Ideally, a study of therapy would measure improved health outcomes. Yet, owing to constraints on time and resources, substitute end points are appropriate to use and were used in this study. The authors state and cite in their introduction that well-informed patients have better outcomes than those who are not well informed. To the extent that this is true, a substitute end point of knowledge would be most appropriate to measure. Yet, the primary outcome measures in this study are attitudes and behaviors, not knowledge.
Does the Treatment Improve Outcomes That Are Important to My Patients?
Treatments are indicated when they provide important benefits. Attitudes about the Internet were already favorable in this study population. We cannot know from the data if the outcomes of improved attitudes and behaviors would be important in any other patients who do not already regard the Internet favorably.
Are the Likely Treatment Benefits Worth the Potential Harms and Costs?
We may assume (although this was not specifically reported) that the therapy was generally well tolerated. However, the authors do not discuss potential or actual risks of the treatment studied, nor do they report on potential harms of withholding treatment. We can calculate the number needed to treat in order to prevent nonuse of the Internet for health information. Based on the reported data in this study, 9 people would need to receive the intervention to prevent one event of nonuse of the Internet for general health information.

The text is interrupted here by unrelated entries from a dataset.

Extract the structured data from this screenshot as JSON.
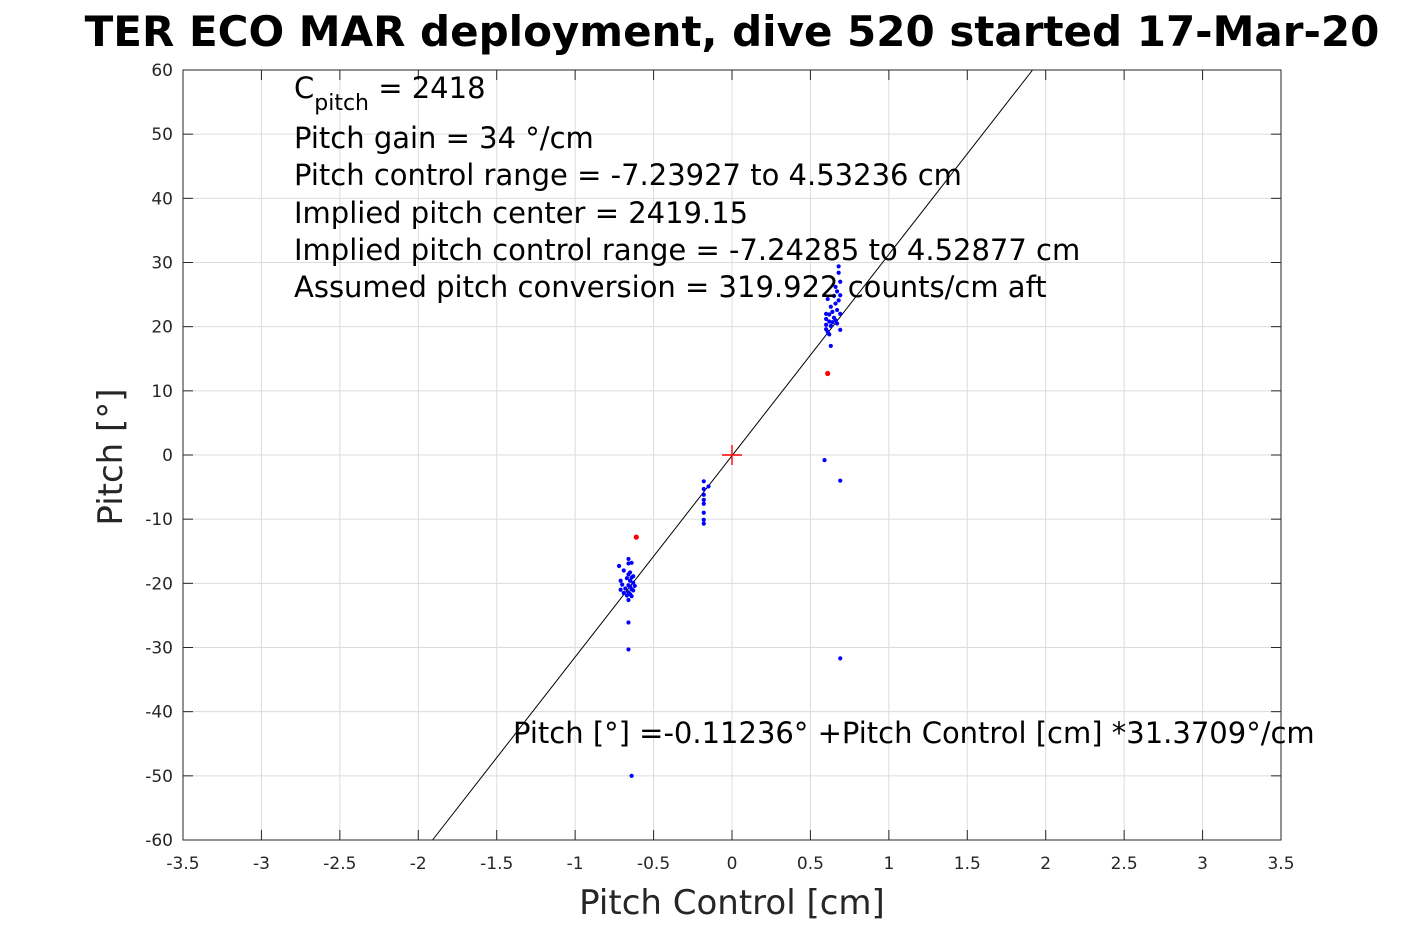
{
  "chart_data": {
    "type": "scatter",
    "title": "TER ECO MAR deployment, dive 520 started 17-Mar-20",
    "xlabel": "Pitch Control [cm]",
    "ylabel": "Pitch [°]",
    "xlim": [
      -3.5,
      3.5
    ],
    "ylim": [
      -60,
      60
    ],
    "x_ticks": [
      -3.5,
      -3,
      -2.5,
      -2,
      -1.5,
      -1,
      -0.5,
      0,
      0.5,
      1,
      1.5,
      2,
      2.5,
      3,
      3.5
    ],
    "x_tick_labels": [
      "-3.5",
      "-3",
      "-2.5",
      "-2",
      "-1.5",
      "-1",
      "-0.5",
      "0",
      "0.5",
      "1",
      "1.5",
      "2",
      "2.5",
      "3",
      "3.5"
    ],
    "y_ticks": [
      60,
      50,
      40,
      30,
      20,
      10,
      0,
      -10,
      -20,
      -30,
      -40,
      -50,
      -60
    ],
    "y_tick_labels": [
      "60",
      "50",
      "40",
      "30",
      "20",
      "10",
      "0",
      "-10",
      "-20",
      "-30",
      "-40",
      "-50",
      "-60"
    ],
    "grid": true,
    "colors": {
      "samples": "#0000ff",
      "highlight": "#ff0000",
      "fit": "#000000",
      "grid": "#dcdcdc"
    },
    "fit_line": {
      "intercept": -0.11236,
      "slope": 31.3709
    },
    "center_marker": {
      "x": 0,
      "y": 0,
      "color": "#ff0000",
      "symbol": "plus"
    },
    "annotations": {
      "c_pitch_prefix": "C",
      "c_pitch_sub": "pitch",
      "c_pitch_value": " = 2418",
      "lines": [
        "Pitch gain = 34 °/cm",
        "Pitch control range = -7.23927 to 4.53236 cm",
        "Implied pitch center = 2419.15",
        "Implied pitch control range = -7.24285 to 4.52877 cm",
        "Assumed pitch conversion = 319.922 counts/cm aft"
      ],
      "fit_equation": "Pitch [°] =-0.11236° +Pitch Control [cm] *31.3709°/cm"
    },
    "series": [
      {
        "color": "#0000ff",
        "points": [
          [
            -0.72,
            -17.3
          ],
          [
            -0.71,
            -19.6
          ],
          [
            -0.71,
            -21.0
          ],
          [
            -0.7,
            -20.2
          ],
          [
            -0.69,
            -18.0
          ],
          [
            -0.69,
            -21.5
          ],
          [
            -0.68,
            -20.8
          ],
          [
            -0.67,
            -19.2
          ],
          [
            -0.67,
            -21.9
          ],
          [
            -0.66,
            -16.2
          ],
          [
            -0.66,
            -16.9
          ],
          [
            -0.66,
            -18.6
          ],
          [
            -0.66,
            -20.3
          ],
          [
            -0.66,
            -21.4
          ],
          [
            -0.66,
            -22.6
          ],
          [
            -0.66,
            -26.1
          ],
          [
            -0.66,
            -30.3
          ],
          [
            -0.65,
            -19.6
          ],
          [
            -0.65,
            -20.5
          ],
          [
            -0.65,
            -21.7
          ],
          [
            -0.65,
            -18.3
          ],
          [
            -0.64,
            -19.1
          ],
          [
            -0.64,
            -20.9
          ],
          [
            -0.64,
            -22.0
          ],
          [
            -0.64,
            -16.8
          ],
          [
            -0.63,
            -18.9
          ],
          [
            -0.63,
            -21.1
          ],
          [
            -0.63,
            -19.9
          ],
          [
            -0.62,
            -20.4
          ],
          [
            -0.64,
            -50.0
          ],
          [
            -0.18,
            -4.1
          ],
          [
            -0.18,
            -5.3
          ],
          [
            -0.18,
            -6.2
          ],
          [
            -0.18,
            -7.0
          ],
          [
            -0.18,
            -7.6
          ],
          [
            -0.18,
            -9.0
          ],
          [
            -0.18,
            -10.1
          ],
          [
            -0.18,
            -10.7
          ],
          [
            -0.15,
            -4.9
          ],
          [
            0.59,
            -0.8
          ],
          [
            0.6,
            19.6
          ],
          [
            0.6,
            20.3
          ],
          [
            0.6,
            21.2
          ],
          [
            0.6,
            22.0
          ],
          [
            0.61,
            19.2
          ],
          [
            0.61,
            24.3
          ],
          [
            0.62,
            20.8
          ],
          [
            0.62,
            21.9
          ],
          [
            0.62,
            18.8
          ],
          [
            0.63,
            23.1
          ],
          [
            0.63,
            17.0
          ],
          [
            0.63,
            20.1
          ],
          [
            0.64,
            22.3
          ],
          [
            0.64,
            20.7
          ],
          [
            0.65,
            21.4
          ],
          [
            0.65,
            24.8
          ],
          [
            0.66,
            21.0
          ],
          [
            0.66,
            23.6
          ],
          [
            0.66,
            26.2
          ],
          [
            0.67,
            20.5
          ],
          [
            0.67,
            22.6
          ],
          [
            0.67,
            25.5
          ],
          [
            0.68,
            24.1
          ],
          [
            0.68,
            28.4
          ],
          [
            0.68,
            29.4
          ],
          [
            0.69,
            22.0
          ],
          [
            0.69,
            24.9
          ],
          [
            0.69,
            27.0
          ],
          [
            0.69,
            19.5
          ],
          [
            0.69,
            -4.0
          ],
          [
            0.69,
            -31.7
          ]
        ]
      },
      {
        "color": "#ff0000",
        "points": [
          [
            -0.61,
            -12.8
          ],
          [
            0.61,
            12.7
          ]
        ]
      }
    ]
  }
}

The treatment is benign with the exception of the time investment. In this study, the intervention took 7 minutes, which should be considered a long time when the average well-child care visit is estimated to be less than 16 minutes.7 The time put toward this intervention may be taking away time or resources from another aspect of patient care (eg, developmental assessment or screening tests).
Restricting therapies only to ideal patients may result in harm to those excluded.8 Given that there were no preintervention study variables that could predict who would go on to use the IP therapy, it is hard to know how to limit the therapy to only those ideal patients. Future study among a more socioeconomically diverse population may be able to clarify these questions.

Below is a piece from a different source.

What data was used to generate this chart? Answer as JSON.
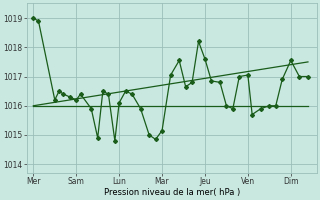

This randomized controlled trial of the effectiveness of an IP concerns an innovative educational intervention aimed at changing patient attitudes and behavior. This is a well-conducted study; however, there are limitations to the analysis and generalizability.
The impact of the IP on Internet use is borderline at best because of issues involving how the unit of analysis was defined and the lack of an intention-to-treat analysis. However, the impact of the IP on increasing the use of recommended Web sites is much more convincing. This suggests that the use of an IP alone cannot help parents overcome the barriers to using the Internet for health care–related information; but for those who already use the Internet, the IP can help direct such families to recommended sites.
The IP intervention was studied at an academic practice serving English-speaking families with an above-average socioeconomic and educational level. All patients had access to the Internet. In addition, practices would need to have the resources and time to be able to invest 7 minutes per visit for this intervention. As a result, these findings may not be applicable to many patient populations or general pediatric practices. However, for those practices with significant resources that serve a population already using the Internet, the use of an IP may help families better navigate the Internet to find appropriate health-information resources.